Single by Frank Sinatra
- B-side: "You Forgot All the Words"
- Released: October 2, 1956
- Genre: Big band
- Length: 2:19
- Label: Capitol
- Songwriter(s): Sammy Cahn, Bee Walker, Kay Twomey

Frank Sinatra singles chronology
| "Mind If I Make Love to You?" (1956) | "Hey! Jealous Lover" (1956) | "Can I Steal a Little Love" (1957) |

= Hey! Jealous Lover =

"Hey! Jealous Lover" is a song written by Sammy Cahn, Bee Walker, and Kay Twomey and performed by Frank Sinatra featuring Nelson Riddle and His Orchestra.
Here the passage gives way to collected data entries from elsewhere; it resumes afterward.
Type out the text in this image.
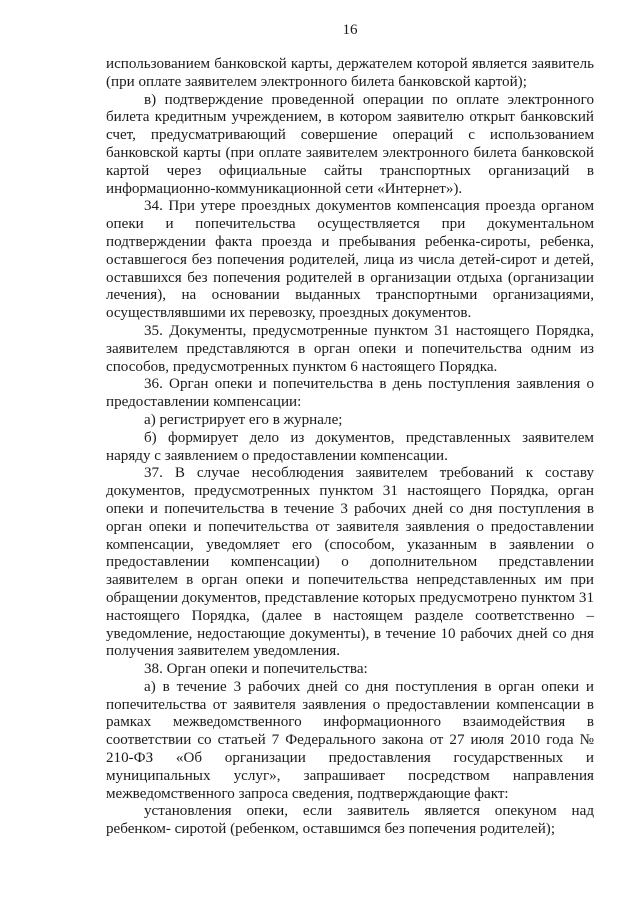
16

использованием банковской карты, держателем которой является заявитель (при оплате заявителем электронного билета банковской картой);

в) подтверждение проведенной операции по оплате электронного билета кредитным учреждением, в котором заявителю открыт банковский счет, предусматривающий совершение операций с использованием банковской карты (при оплате заявителем электронного билета банковской картой через официальные сайты транспортных организаций в информационно-коммуникационной сети «Интернет»).

34. При утере проездных документов компенсация проезда органом опеки и попечительства осуществляется при документальном подтверждении факта проезда и пребывания ребенка-сироты, ребенка, оставшегося без попечения родителей, лица из числа детей-сирот и детей, оставшихся без попечения родителей в организации отдыха (организации лечения), на основании выданных транспортными организациями, осуществлявшими их перевозку, проездных документов.

35. Документы, предусмотренные пунктом 31 настоящего Порядка, заявителем представляются в орган опеки и попечительства одним из способов, предусмотренных пунктом 6 настоящего Порядка.

36. Орган опеки и попечительства в день поступления заявления о предоставлении компенсации:

а) регистрирует его в журнале;

б) формирует дело из документов, представленных заявителем наряду с заявлением о предоставлении компенсации.

37. В случае несоблюдения заявителем требований к составу документов, предусмотренных пунктом 31 настоящего Порядка, орган опеки и попечительства в течение 3 рабочих дней со дня поступления в орган опеки и попечительства от заявителя заявления о предоставлении компенсации, уведомляет его (способом, указанным в заявлении о предоставлении компенсации) о дополнительном представлении заявителем в орган опеки и попечительства непредставленных им при обращении документов, представление которых предусмотрено пунктом 31 настоящего Порядка, (далее в настоящем разделе соответственно – уведомление, недостающие документы), в течение 10 рабочих дней со дня получения заявителем уведомления.

38. Орган опеки и попечительства:

а) в течение 3 рабочих дней со дня поступления в орган опеки и попечительства от заявителя заявления о предоставлении компенсации в рамках межведомственного информационного взаимодействия в соответствии со статьей 7 Федерального закона от 27 июля 2010 года № 210-ФЗ «Об организации предоставления государственных и муниципальных услуг», запрашивает посредством направления межведомственного запроса сведения, подтверждающие факт:

установления опеки, если заявитель является опекуном над ребенком- сиротой (ребенком, оставшимся без попечения родителей);
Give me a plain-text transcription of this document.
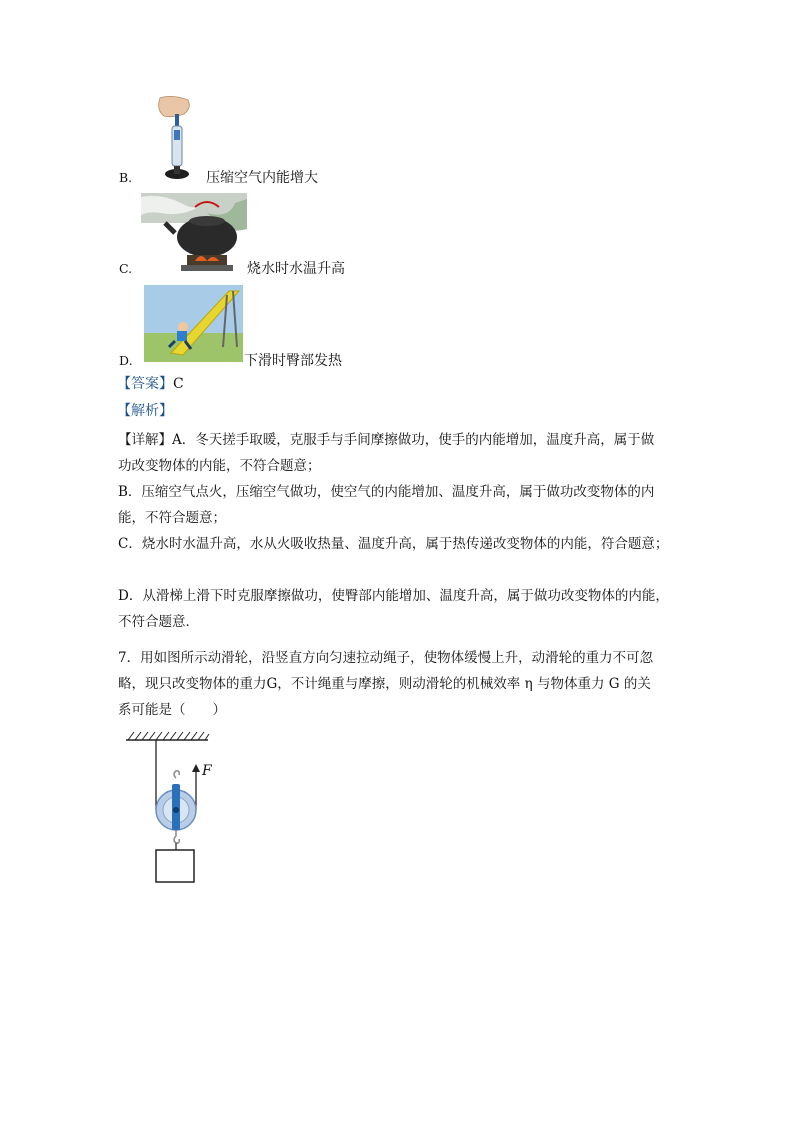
B.	压缩空气内能增大
C.	烧水时水温升高
D.	下滑时臀部发热
【答案】C
【解析】

【详解】A．冬天搓手取暖，克服手与手间摩擦做功，使手的内能增加，温度升高，属于做

功改变物体的内能，不符合题意；

B．压缩空气点火，压缩空气做功，使空气的内能增加、温度升高，属于做功改变物体的内

能，不符合题意；

C．烧水时水温升高，水从火吸收热量、温度升高，属于热传递改变物体的内能，符合题意；

D．从滑梯上滑下时克服摩擦做功，使臀部内能增加、温度升高，属于做功改变物体的内能，

不符合题意．

7．用如图所示动滑轮，沿竖直方向匀速拉动绳子，使物体缓慢上升，动滑轮的重力不可忽

略，现只改变物体的重力G，不计绳重与摩擦，则动滑轮的机械效率 η 与物体重力 G 的关

系可能是（　　）

F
It reached #3 on the U.S. pop chart in 1956.

==Other versions==
- Lita Roza released a version of the song on her 1956 EP Lita Roza.
- Mickey Katz and His Orchestra released a version of the song as the B-side to his 1957 single "Barmitzvah Special".
- Tex Beneke and His Orchestra released a version of the song on his 1957 EP Today's Hits.
- George Maharis released a version of the song on his 1964 album Tonight You Belong to Me.
- Earl Grant released a version of the song on his 1965 album Spotlight on Earl Grant.
- Count Basie released a version of the song on his 1989 compilation album Count Basie/The Standards.